So why the loss of interest in the NFL?

So why the loss of interest in the NFL? December 7, 2016

9791303373_196450407d_zTelevision ratings are way down for professional football games.  The NFL is trying to figure out why the sudden loss of interest.

I have to say that I am not as interested in the games as I used to be, even last year, and I’m not sure why.  I don’t think it’s just because the Packers aren’t doing all that well.  I saw them through rougher times.  And it’s not because the games are too long.  I like long games.  And it’s not because Colin Kaepernick is disrespecting the flag.  He’s getting sacked so much that a patriotic fan might take some satisfaction in watching that.  I’m just kind of tired of it.  I still get excited about College Football (go Sooners!) and I’ve started following the NBA (go Thunder!).  But the NFL is giving me a “meh” feeling.

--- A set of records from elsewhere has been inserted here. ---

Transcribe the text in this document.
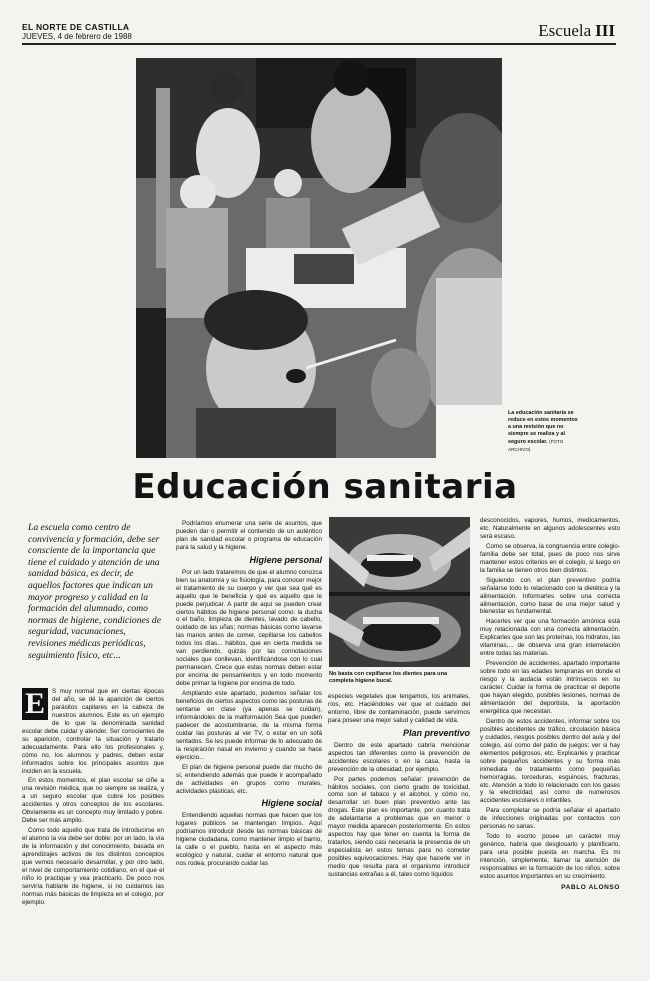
EL NORTE DE CASTILLA
JUEVES, 4 de febrero de 1988	Escuela III
La educación sanitaria se reduce en estos momentos a una revisión que no siempre se realiza y al seguro escolar. (FOTO ARCHIVO)
Educación sanitaria
La escuela como centro de convivencia y formación, debe ser consciente de la importancia que tiene el cuidado y atención de una sanidad básica, es decir, de aquellos factores que indican un mayor progreso y calidad en la formación del alumnado, como normas de higiene, condiciones de seguridad, vacunaciones, revisiones médicas periódicas, seguimiento físico, etc...

E	S muy normal que en ciertas épocas del año, se dé la aparición de ciertos parásitos capilares en la cabeza de nuestros alumnos. Este es un ejemplo de lo que la denominada sanidad escolar debe cuidar y atender. Ser conscientes de su aparición, controlar la situación y tratarlo adecuadamente. Para ello los profesionales y, cómo no, los alumnos y padres, deben estar informados sobre los principales asuntos que inciden en la escuela.

En estos momentos, el plan escolar se ciñe a una revisión médica, que no siempre se realiza, y a un seguro escolar que cubre los posibles accidentes y otros conceptos de los escolares. Obviamente es un concepto muy limitado y pobre. Debe ser más amplio.

Como todo aquello que trata de introducirse en el alumno la vía debe ser doble: por un lado, la vía de la información y del conocimiento, basada en aprendizajes activos de los distintos conceptos que vemos necesario desarrollar, y por otro lado, el nivel de comportamiento cotidiano, en el que el niño lo practique y vea practicarlo. De poco nos serviría hablarle de higiene, si no cuidamos las normas más básicas de limpieza en el colegio, por ejemplo.

Podríamos enumerar una serie de asuntos, que pueden dar o permitir el contenido de un auténtico plan de sanidad escolar o programa de educación para la salud y la higiene.

Higiene personal

Por un lado trataremos de que el alumno conozca bien su anatomía y su fisiología, para conocer mejor el tratamiento de su cuerpo y ver que sea qué es aquello que le beneficia y qué es aquello que le puede perjudicar. A partir de aquí se pueden crear ciertos hábitos de higiene personal como: la ducha o el baño, limpieza de dientes, lavado de cabello, cuidado de las uñas; normas básicas como lavarse las manos antes de comer, cepillarse los cabellos todos los días... hábitos, que en cierta medida se van perdiendo, quizás por las connotaciones sociales que conllevan, identificándose con lo cual permanecen. Crece que estas normas deben estar por encima de pensamientos y en todo momento debe primar la higiene por encima de todo.

Ampliando este apartado, podemos señalar los beneficios de ciertos aspectos como las posturas de sentarse en clase (ya apenas se cuidan), informándoles de la malformación Sea que pueden padecer de acostumbrarse, de la misma forma cuidar las posturas al ver TV, o estar en un sofá sentados. Se les puede informar de lo adecuado de la respiración nasal en invierno y cuando se hace ejercicio...

El plan de higiene personal puede dar mucho de sí, entendiendo además que puede ir acompañado de actividades en grupos como murales, actividades plásticas, etc.

Higiene social

Entendiendo aquellas normas que hacen que los lugares públicos se mantengan limpios. Aquí podríamos introducir desde las normas básicas de higiene ciudadana, como mantener limpio el barrio, la calle o el pueblo, hasta en el aspecto más ecológico y natural, cuidar el entorno natural que nos rodea, procurando cuidar las

No basta con cepillarse los dientes para una completa higiene bucal.

especies vegetales que tengamos, los animales, ríos, etc. Haciéndoles ver que el cuidado del entorno, libre de contaminación, puede servirnos para poseer una mejor salud y calidad de vida.

Plan preventivo

Dentro de este apartado cabría mencionar aspectos tan diferentes como la prevención de accidentes escolares o en la casa, hasta la prevención de la obesidad, por ejemplo.

Por partes podemos señalar: prevención de hábitos sociales, con cierto grado de toxicidad, como son el tabaco y el alcohol, y cómo no, desarrollar un buen plan preventivo ante las drogas. Este plan es importante, por cuanto trata de adelantarse a problemas que en menor o mayor medida aparecen posteriormente. En estos aspectos hay que tener en cuenta la forma de tratarlos, siendo casi necesaria la presencia de un especialista en estos temas para no cometer posibles equivocaciones. Hay que hacerle ver in medio que resulta para el organismo introducir sustancias extrañas a él, tales como líquidos

desconocidos, vapores, humos, medicamentos, etc. Naturalmente en algunos adolescentes esto será escaso.

Como se observa, la congruencia entre colegio-familia debe ser total, pues de poco nos sirve mantener estos criterios en el colegio, si luego en la familia se tienen otros bien distintos.

Siguiendo con el plan preventivo podría señalarse todo lo relacionado con la dietética y la alimentación. Informarles sobre una correcta alimentación, como base de una mejor salud y bienestar es fundamental.

Hacerles ver que una formación amónica está muy relacionada con una correcta alimentación. Explicarles que son las proteínas, los hidratos, las vitaminas,... de observa una gran interrelación entre todas las materias.

Prevención de accidentes, apartado importante sobre todo en las edades tempranas en donde el riesgo y la audacia están intrínsecos en su carácter. Cuidar la forma de practicar el deporte que hayan elegido, posibles lesiones, normas de alimentación del deportista, la aportación energética que necesitan.

Dentro de estos accidentes, informar sobre los posibles accidentes de tráfico, circulación básica y cuidados, riesgos posibles dentro del aula y del colegio, así como del patio de juegos; ver si hay elementos peligrosos, etc. Explicarles y practicar sobre pequeños accidentes y su forma más inmediata de tratamiento como pequeñas hemorragias, torceduras, esguinces, fracturas, etc. Atención a todo lo relacionado con los gases y la electricidad, así como de numerosos accidentes escolares o infantiles.

Para completar se podría señalar el apartado de infecciones originadas por contactos con personas no sanas.

Todo lo escrito posee un carácter muy genérico, habría que desglosarlo y planificarlo, para una posible puesta en marcha. Es mi intención, simplemente, llamar la atención de responsables en la formación de los niños, sobre estos asuntos importantes en su crecimiento.

PABLO ALONSO
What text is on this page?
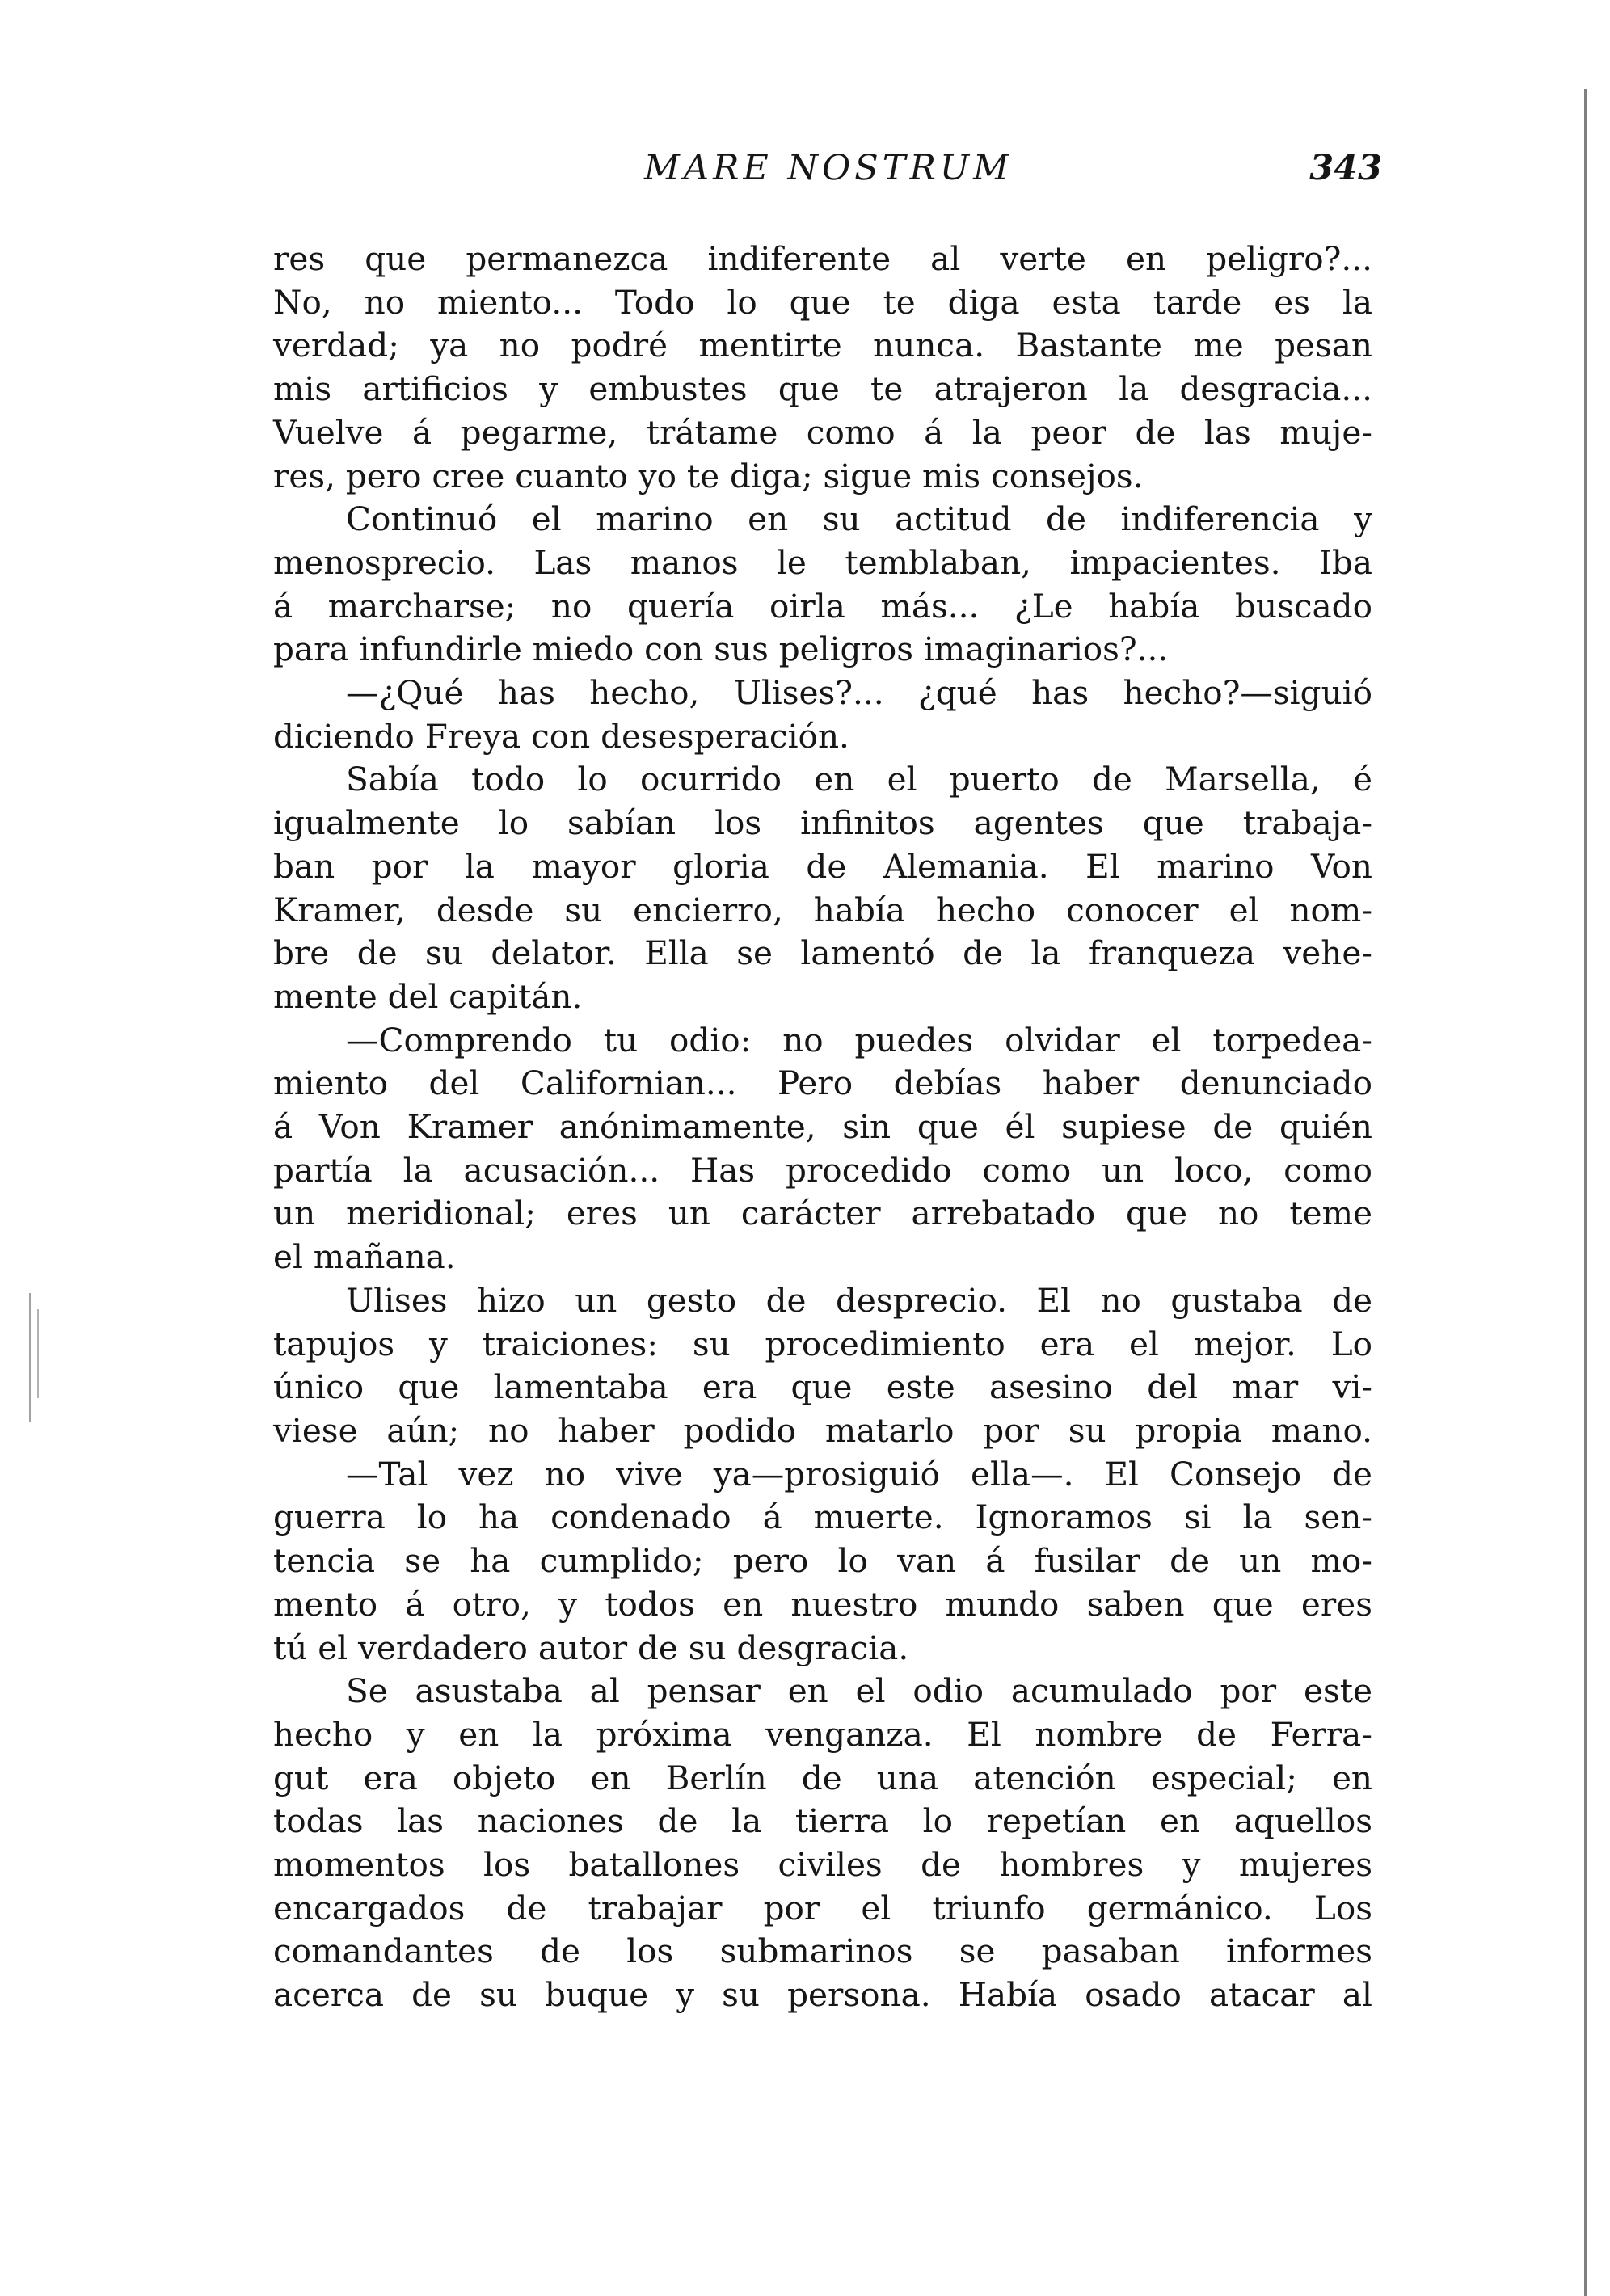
MARE NOSTRUM	343
res que permanezca indiferente al verte en peligro?...
No, no miento... Todo lo que te diga esta tarde es la
verdad; ya no podré mentirte nunca. Bastante me pesan
mis artificios y embustes que te atrajeron la desgracia...
Vuelve á pegarme, trátame como á la peor de las muje-
res, pero cree cuanto yo te diga; sigue mis consejos.
Continuó el marino en su actitud de indiferencia y
menosprecio. Las manos le temblaban, impacientes. Iba
á marcharse; no quería oirla más... ¿Le había buscado
para infundirle miedo con sus peligros imaginarios?...
—¿Qué has hecho, Ulises?... ¿qué has hecho?—siguió
diciendo Freya con desesperación.
Sabía todo lo ocurrido en el puerto de Marsella, é
igualmente lo sabían los infinitos agentes que trabaja-
ban por la mayor gloria de Alemania. El marino Von
Kramer, desde su encierro, había hecho conocer el nom-
bre de su delator. Ella se lamentó de la franqueza vehe-
mente del capitán.
—Comprendo tu odio: no puedes olvidar el torpedea-
miento del Californian... Pero debías haber denunciado
á Von Kramer anónimamente, sin que él supiese de quién
partía la acusación... Has procedido como un loco, como
un meridional; eres un carácter arrebatado que no teme
el mañana.
Ulises hizo un gesto de desprecio. El no gustaba de
tapujos y traiciones: su procedimiento era el mejor. Lo
único que lamentaba era que este asesino del mar vi-
viese aún; no haber podido matarlo por su propia mano.
—Tal vez no vive ya—prosiguió ella—. El Consejo de
guerra lo ha condenado á muerte. Ignoramos si la sen-
tencia se ha cumplido; pero lo van á fusilar de un mo-
mento á otro, y todos en nuestro mundo saben que eres
tú el verdadero autor de su desgracia.
Se asustaba al pensar en el odio acumulado por este
hecho y en la próxima venganza. El nombre de Ferra-
gut era objeto en Berlín de una atención especial; en
todas las naciones de la tierra lo repetían en aquellos
momentos los batallones civiles de hombres y mujeres
encargados de trabajar por el triunfo germánico. Los
comandantes de los submarinos se pasaban informes
acerca de su buque y su persona. Había osado atacar al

So let me consult you.  Are you still following NFL games as avidly as you used to?  If not, why not?

From Nick Groke, Why the NFL’s TV ratings crashed in 2016. And how they might rebound, Denver Post:

For the first time since the 1990s the NFL’s supreme dominance of televised sports has faded. Ratings through the first nine weeks plunged by double digits. “Monday Night Football” ratings are down by more than 20 percent.

It is difficult to see that from the Broncos’ bubble that covers Denver, but pro football games in America are not commanding the same TV audience they once did. The reasons for the decline, though, appears muddled, depending on one’s view of the sport. But with every dipping overnight rating and every week “The Walking Dead” on AMC outdraws an NFL game on ESPN in primetime, the NFL’s shield gets nicked.

“We are watching a hot-garbage product right now,” said Mark Schlereth, a longtime NFL player, an ESPN analyst, and co-host of Channel 4’s Broncos show, on his podcast. “That’s what it boils down to. It is absolutely ridiculous, and the product is suffering. (Commissioner) Roger Goodell can come out and say, ‘Hey, the ratings are down in prime time and there’s some reason for it, but don’t push the panic button.’

“But it is time to push the panic button,” Schlereth said. “This is not a try-hard league, this is a do-good league. And if you don’t produce in this league, they find somebody else to take your job.”

The NFL is worried. Goodell said last month the league is looking at shortening broadcasts by trimming commercials and speeding up the action.

“We don’t make excuses,” Goodell said. “We look at it and we try to figure out what’s changing.”